ECLI:NL:RVS:2023:3800
Raad van State
- Voorlopige voorziening
- Rechtspraak.nl
Voorlopige voorziening in vreemdelingenrechtelijke zaak betreffende verblijfsvergunning
Op 13 oktober 2020 heeft de staatssecretaris van Justitie en Veiligheid een aanvraag van een vreemdeling voor een verblijfsvergunning regulier voor bepaalde tijd afgewezen. De vreemdeling heeft hiertegen bezwaar gemaakt, maar dit werd op 8 februari 2023 door de staatssecretaris opnieuw ongegrond verklaard. De rechtbank Den Haag, zittingsplaats Amsterdam, heeft op 6 september 2023 het beroep van de vreemdeling gegrond verklaard, het besluit van 13 oktober 2020 vernietigd en de staatssecretaris opgedragen om de gevraagde verblijfsvergunning te verlenen met ingang van 17 februari 2021. De staatssecretaris heeft tegen deze uitspraak hoger beroep ingesteld en verzocht om een voorlopige voorziening.

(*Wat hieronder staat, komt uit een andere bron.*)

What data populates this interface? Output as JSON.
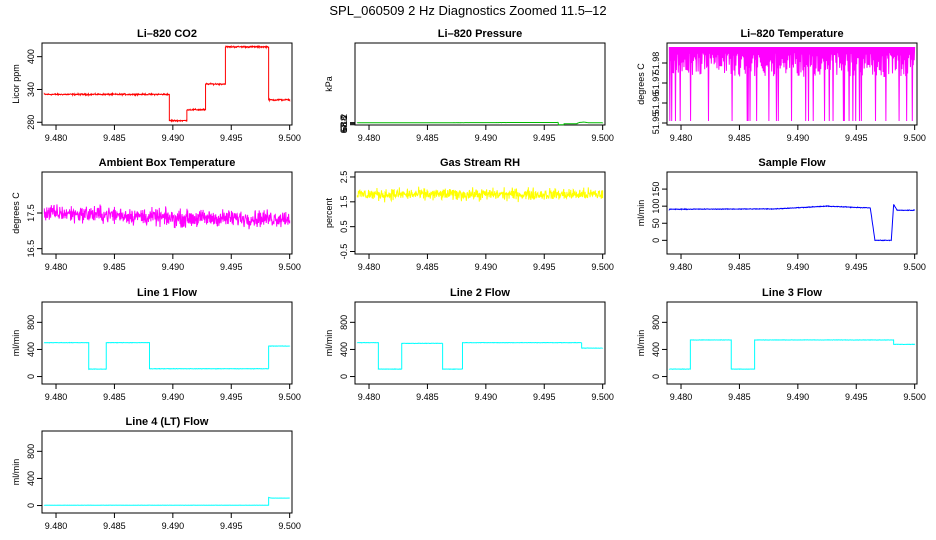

De voorzieningenrechter van de Afdeling bestuursrechtspraak van de Raad van State heeft op 13 oktober 2023 uitspraak gedaan op het verzoek om een voorlopige voorziening. De staatssecretaris verzocht om de uitspraak van de rechtbank niet uit te voeren totdat de Afdeling op het hoger beroep heeft beslist. De voorzieningenrechter heeft, na afweging van de belangen van beide partijen, besloten om de voorlopige voorziening te treffen. Dit houdt in dat de staatssecretaris geen uitvoering hoeft te geven aan de uitspraak van de rechtbank totdat er een beslissing is genomen in het hoger beroep.
De voorzieningenrechter heeft bepaald dat de staatssecretaris geen proceskosten hoeft te vergoeden. De uitspraak is openbaar gedaan op 13 oktober 2023, en is vastgesteld door mr. C.J. Borman, met mr. H.J. Jongeneel als griffier.